Corporate America ought to get real about pensions, too. As lawmakers wrestle over how to fix the nation’s ailing retirement plans, AT&T and Verizon took a whopping $17.2 billion of charges related to theirs in the fourth quarter. Return expectations remain too rosy and deficits are rising. The private sector isn’t leading the way on this issue.

The two telecom giants are among the leaders in companies saddled with pressured defined benefit plans. Four years of ultra-low interest rates have forced them to use a lower discount rate when calculating the net present value of long-term retirement obligations. That creates ever-bigger holes. The largest 100 U.S. pension funds were short by over $400 billion in 2012, up a fifth from the year before and the largest year-end gap since consulting firm Milliman started keeping track in 2000.

It’s tempting to shrug off such red ink as a temporary problem. Once the Federal Reserve tightens monetary policy, as it eventually must, the gaps should shrink. Such thinking informed a law passed last year allowing companies to contribute potentially $45 billion less to their funds this year than they otherwise would have, according to estimates by Credit Suisse. General Electric, for example, said it would inject only $500 million into its pension plan for 2012 and 2013 instead of the $3 billion originally intended.

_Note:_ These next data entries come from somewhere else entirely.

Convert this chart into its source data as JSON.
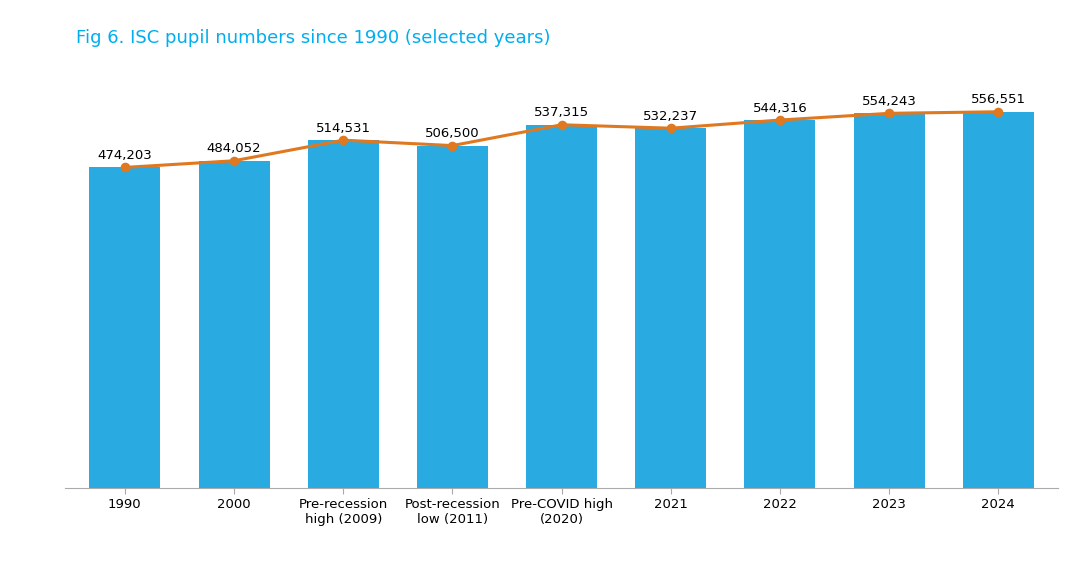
{
  "title": "Fig 6. ISC pupil numbers since 1990 (selected years)",
  "title_color": "#00AEEF",
  "categories": [
    "1990",
    "2000",
    "Pre-recession\nhigh (2009)",
    "Post-recession\nlow (2011)",
    "Pre-COVID high\n(2020)",
    "2021",
    "2022",
    "2023",
    "2024"
  ],
  "values": [
    474203,
    484052,
    514531,
    506500,
    537315,
    532237,
    544316,
    554243,
    556551
  ],
  "labels": [
    "474,203",
    "484,052",
    "514,531",
    "506,500",
    "537,315",
    "532,237",
    "544,316",
    "554,243",
    "556,551"
  ],
  "bar_color": "#29ABE2",
  "line_color": "#E07820",
  "marker_color": "#E07820",
  "background_color": "#FFFFFF",
  "ylim_min": 0,
  "ylim_max": 620000,
  "title_fontsize": 13,
  "label_fontsize": 9.5,
  "tick_fontsize": 9.5
}
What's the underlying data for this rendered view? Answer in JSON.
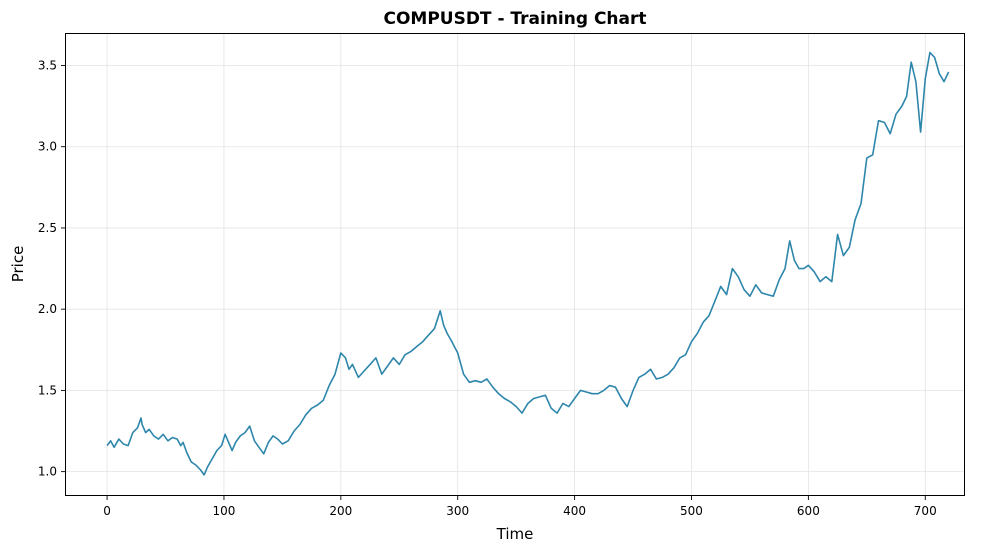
{
  "chart_data": {
    "type": "line",
    "title": "COMPUSDT - Training Chart",
    "xlabel": "Time",
    "ylabel": "Price",
    "xlim": [
      -36,
      734
    ],
    "ylim": [
      0.85,
      3.7
    ],
    "xticks": [
      0,
      100,
      200,
      300,
      400,
      500,
      600,
      700
    ],
    "xtick_labels": [
      "0",
      "100",
      "200",
      "300",
      "400",
      "500",
      "600",
      "700"
    ],
    "yticks": [
      1.0,
      1.5,
      2.0,
      2.5,
      3.0,
      3.5
    ],
    "ytick_labels": [
      "1.0",
      "1.5",
      "2.0",
      "2.5",
      "3.0",
      "3.5"
    ],
    "grid": true,
    "legend": "none",
    "line_color": "#2e86ab",
    "series": [
      {
        "x": [
          0,
          3,
          6,
          10,
          14,
          18,
          22,
          26,
          29,
          30,
          33,
          36,
          40,
          44,
          48,
          52,
          56,
          60,
          63,
          65,
          68,
          72,
          76,
          80,
          83,
          86,
          90,
          94,
          98,
          101,
          104,
          107,
          110,
          114,
          118,
          122,
          126,
          130,
          134,
          138,
          142,
          146,
          150,
          155,
          160,
          165,
          170,
          175,
          180,
          185,
          190,
          195,
          200,
          204,
          207,
          210,
          215,
          220,
          225,
          230,
          235,
          240,
          245,
          250,
          255,
          260,
          265,
          270,
          275,
          280,
          285,
          288,
          291,
          295,
          300,
          305,
          310,
          315,
          320,
          325,
          330,
          335,
          340,
          345,
          350,
          355,
          360,
          365,
          370,
          375,
          380,
          385,
          390,
          395,
          400,
          405,
          410,
          415,
          420,
          425,
          430,
          435,
          440,
          445,
          450,
          455,
          460,
          465,
          470,
          475,
          480,
          485,
          490,
          495,
          500,
          505,
          510,
          515,
          520,
          525,
          530,
          535,
          540,
          545,
          550,
          555,
          560,
          565,
          570,
          575,
          580,
          584,
          588,
          592,
          596,
          600,
          605,
          610,
          615,
          620,
          625,
          630,
          635,
          640,
          645,
          650,
          655,
          660,
          665,
          670,
          675,
          680,
          684,
          688,
          692,
          696,
          700,
          704,
          708,
          712,
          716,
          720
        ],
        "values": [
          1.16,
          1.19,
          1.15,
          1.2,
          1.17,
          1.16,
          1.24,
          1.27,
          1.33,
          1.29,
          1.24,
          1.26,
          1.22,
          1.2,
          1.23,
          1.19,
          1.21,
          1.2,
          1.16,
          1.18,
          1.12,
          1.06,
          1.04,
          1.01,
          0.98,
          1.03,
          1.08,
          1.13,
          1.16,
          1.23,
          1.18,
          1.13,
          1.18,
          1.22,
          1.24,
          1.28,
          1.19,
          1.15,
          1.11,
          1.18,
          1.22,
          1.2,
          1.17,
          1.19,
          1.25,
          1.29,
          1.35,
          1.39,
          1.41,
          1.44,
          1.53,
          1.6,
          1.73,
          1.7,
          1.63,
          1.66,
          1.58,
          1.62,
          1.66,
          1.7,
          1.6,
          1.65,
          1.7,
          1.66,
          1.72,
          1.74,
          1.77,
          1.8,
          1.84,
          1.88,
          1.99,
          1.9,
          1.85,
          1.8,
          1.73,
          1.6,
          1.55,
          1.56,
          1.55,
          1.57,
          1.52,
          1.48,
          1.45,
          1.43,
          1.4,
          1.36,
          1.42,
          1.45,
          1.46,
          1.47,
          1.39,
          1.36,
          1.42,
          1.4,
          1.45,
          1.5,
          1.49,
          1.48,
          1.48,
          1.5,
          1.53,
          1.52,
          1.45,
          1.4,
          1.5,
          1.58,
          1.6,
          1.63,
          1.57,
          1.58,
          1.6,
          1.64,
          1.7,
          1.72,
          1.8,
          1.85,
          1.92,
          1.96,
          2.05,
          2.14,
          2.09,
          2.25,
          2.2,
          2.12,
          2.08,
          2.15,
          2.1,
          2.09,
          2.08,
          2.18,
          2.25,
          2.42,
          2.3,
          2.25,
          2.25,
          2.27,
          2.23,
          2.17,
          2.2,
          2.17,
          2.46,
          2.33,
          2.38,
          2.55,
          2.65,
          2.93,
          2.95,
          3.16,
          3.15,
          3.08,
          3.2,
          3.25,
          3.31,
          3.52,
          3.4,
          3.09,
          3.42,
          3.58,
          3.55,
          3.45,
          3.4,
          3.46
        ]
      }
    ]
  }
}
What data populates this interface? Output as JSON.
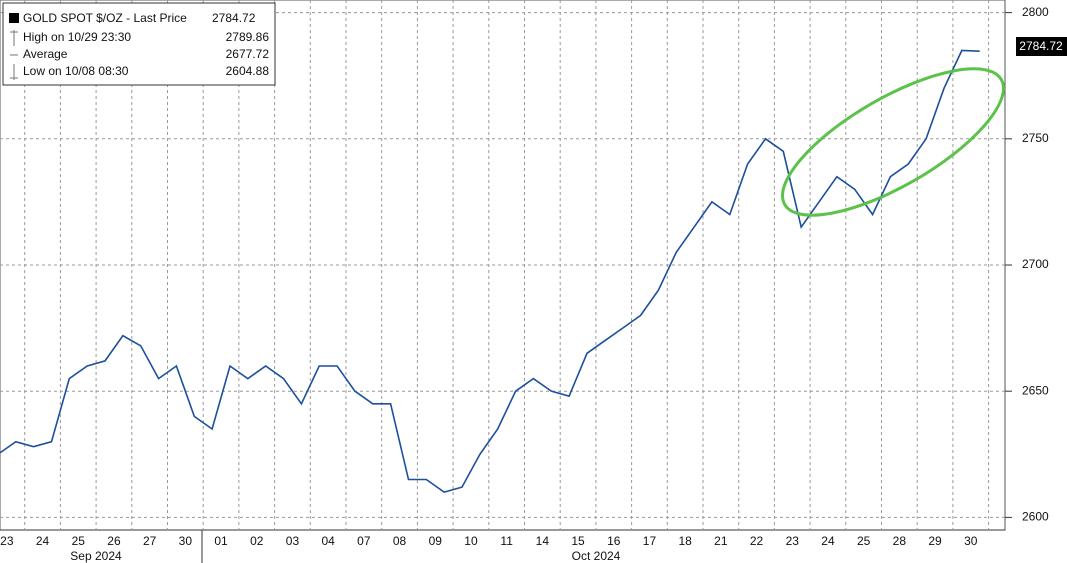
{
  "chart_data": {
    "type": "line",
    "legend": {
      "title": "GOLD SPOT $/OZ - Last Price",
      "last": 2784.72,
      "rows": [
        {
          "label": "High on 10/29 23:30",
          "value": 2789.86
        },
        {
          "label": "Average",
          "value": 2677.72
        },
        {
          "label": "Low on 10/08 08:30",
          "value": 2604.88
        }
      ]
    },
    "month_labels": [
      "Sep 2024",
      "Oct 2024"
    ],
    "categories": [
      "23",
      null,
      "24",
      null,
      "25",
      null,
      "26",
      null,
      "27",
      null,
      "30",
      null,
      "01",
      null,
      "02",
      null,
      "03",
      null,
      "04",
      null,
      "07",
      null,
      "08",
      null,
      "09",
      null,
      "10",
      null,
      "11",
      null,
      "14",
      null,
      "15",
      null,
      "16",
      null,
      "17",
      null,
      "18",
      null,
      "21",
      null,
      "22",
      null,
      "23",
      null,
      "24",
      null,
      "25",
      null,
      "28",
      null,
      "29",
      null,
      "30",
      null
    ],
    "series": [
      {
        "name": "GOLD SPOT $/OZ",
        "color": "#1c4f9c",
        "values": [
          2625,
          2630,
          2628,
          2630,
          2655,
          2660,
          2662,
          2672,
          2668,
          2655,
          2660,
          2640,
          2635,
          2660,
          2655,
          2660,
          2655,
          2645,
          2660,
          2660,
          2650,
          2645,
          2645,
          2615,
          2615,
          2610,
          2612,
          2625,
          2635,
          2650,
          2655,
          2650,
          2648,
          2665,
          2670,
          2675,
          2680,
          2690,
          2705,
          2715,
          2725,
          2720,
          2740,
          2750,
          2745,
          2715,
          2725,
          2735,
          2730,
          2720,
          2735,
          2740,
          2750,
          2770,
          2785,
          2784.72
        ]
      }
    ],
    "ylim": [
      2595,
      2805
    ],
    "yticks": [
      2600,
      2650,
      2700,
      2750,
      2800
    ],
    "grid": true
  }
}
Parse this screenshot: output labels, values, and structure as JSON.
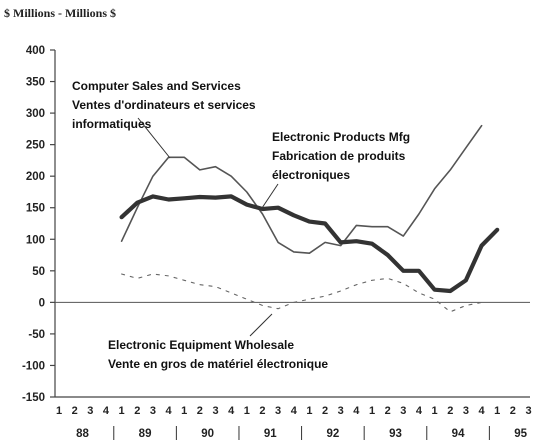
{
  "chart_data": {
    "type": "line",
    "unit_label": "$ Millions - Millions $",
    "ylim": [
      -150,
      400
    ],
    "yticks": [
      400,
      350,
      300,
      250,
      200,
      150,
      100,
      50,
      0,
      -50,
      -100,
      -150
    ],
    "quarter_labels": [
      "1",
      "2",
      "3",
      "4",
      "1",
      "2",
      "3",
      "4",
      "1",
      "2",
      "3",
      "4",
      "1",
      "2",
      "3",
      "4",
      "1",
      "2",
      "3",
      "4",
      "1",
      "2",
      "3",
      "4",
      "1",
      "2",
      "3",
      "4",
      "1",
      "2",
      "3",
      "4"
    ],
    "year_labels": [
      "88",
      "89",
      "90",
      "91",
      "92",
      "93",
      "94",
      "95"
    ],
    "x_start_quarter_index": 4,
    "series": [
      {
        "name": "Computer Sales and Services / Ventes d'ordinateurs et services informatiques",
        "label_lines": [
          "Computer Sales and Services",
          "Ventes d'ordinateurs et services",
          "informatiques"
        ],
        "style": "thin",
        "color": "#555555",
        "values": [
          97,
          150,
          200,
          230,
          230,
          210,
          215,
          200,
          175,
          140,
          95,
          80,
          78,
          95,
          90,
          122,
          120,
          120,
          105,
          140,
          180,
          210,
          245,
          280
        ]
      },
      {
        "name": "Electronic Products Mfg / Fabrication de produits électroniques",
        "label_lines": [
          "Electronic Products Mfg",
          "Fabrication de produits",
          "électroniques"
        ],
        "style": "thick",
        "color": "#333333",
        "values": [
          135,
          158,
          168,
          163,
          165,
          167,
          166,
          168,
          155,
          148,
          150,
          138,
          128,
          125,
          95,
          97,
          93,
          75,
          50,
          50,
          20,
          18,
          35,
          90,
          115
        ]
      },
      {
        "name": "Electronic Equipment Wholesale / Vente en gros de matériel électronique",
        "label_lines": [
          "Electronic Equipment Wholesale",
          "Vente en gros de matériel électronique"
        ],
        "style": "dashed",
        "color": "#666666",
        "values": [
          45,
          38,
          45,
          42,
          35,
          28,
          25,
          15,
          5,
          -5,
          -10,
          0,
          5,
          10,
          18,
          28,
          35,
          38,
          30,
          15,
          5,
          -15,
          -5,
          0
        ]
      }
    ]
  }
}
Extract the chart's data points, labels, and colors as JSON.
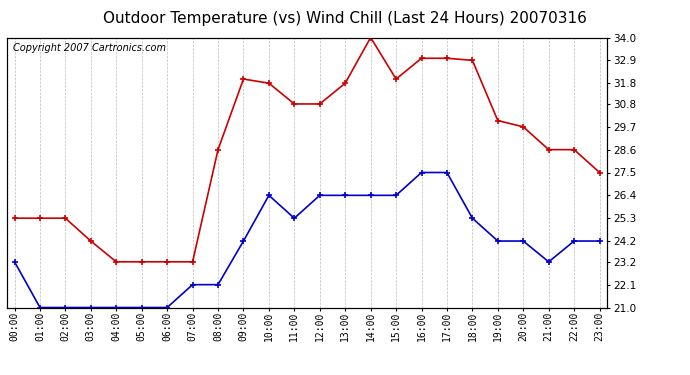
{
  "title": "Outdoor Temperature (vs) Wind Chill (Last 24 Hours) 20070316",
  "copyright": "Copyright 2007 Cartronics.com",
  "hours": [
    "00:00",
    "01:00",
    "02:00",
    "03:00",
    "04:00",
    "05:00",
    "06:00",
    "07:00",
    "08:00",
    "09:00",
    "10:00",
    "11:00",
    "12:00",
    "13:00",
    "14:00",
    "15:00",
    "16:00",
    "17:00",
    "18:00",
    "19:00",
    "20:00",
    "21:00",
    "22:00",
    "23:00"
  ],
  "temp": [
    25.3,
    25.3,
    25.3,
    24.2,
    23.2,
    23.2,
    23.2,
    23.2,
    28.6,
    32.0,
    31.8,
    30.8,
    30.8,
    31.8,
    34.0,
    32.0,
    33.0,
    33.0,
    32.9,
    30.0,
    29.7,
    28.6,
    28.6,
    27.5
  ],
  "windchill": [
    23.2,
    21.0,
    21.0,
    21.0,
    21.0,
    21.0,
    21.0,
    22.1,
    22.1,
    24.2,
    26.4,
    25.3,
    26.4,
    26.4,
    26.4,
    26.4,
    27.5,
    27.5,
    25.3,
    24.2,
    24.2,
    23.2,
    24.2,
    24.2
  ],
  "temp_color": "#cc0000",
  "windchill_color": "#0000cc",
  "ylim_min": 21.0,
  "ylim_max": 34.0,
  "yticks": [
    21.0,
    22.1,
    23.2,
    24.2,
    25.3,
    26.4,
    27.5,
    28.6,
    29.7,
    30.8,
    31.8,
    32.9,
    34.0
  ],
  "bg_color": "#ffffff",
  "plot_bg_color": "#ffffff",
  "grid_color": "#bbbbbb",
  "title_fontsize": 11,
  "copyright_fontsize": 7
}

The wait-it-out approach is hardly an exemplary model. For one, the Fed squeeze could last for years. If companies keep contributing less, their pension assets will need to earn more. Forecasts are already unrealistic. Some are recalibrating, but only at the margins. AT&T cut its expected returns from 8.25 percent to 7.75 percent, a still unrealistic hurdle in a zero-return world. It could spur an unhealthy use of leverage to supercharge returns on low-yielding fixed-income securities or an allocation of too much capital to riskier investments.

Plugging pension holes would be a better use of cash than allowing it to languish on balance sheets. Such contributions are also tax deductible. Voters may be resigned to politicians evading tough decisions on paying for future liabilities. Investors, however, can expect more from chief executives and boards of directors.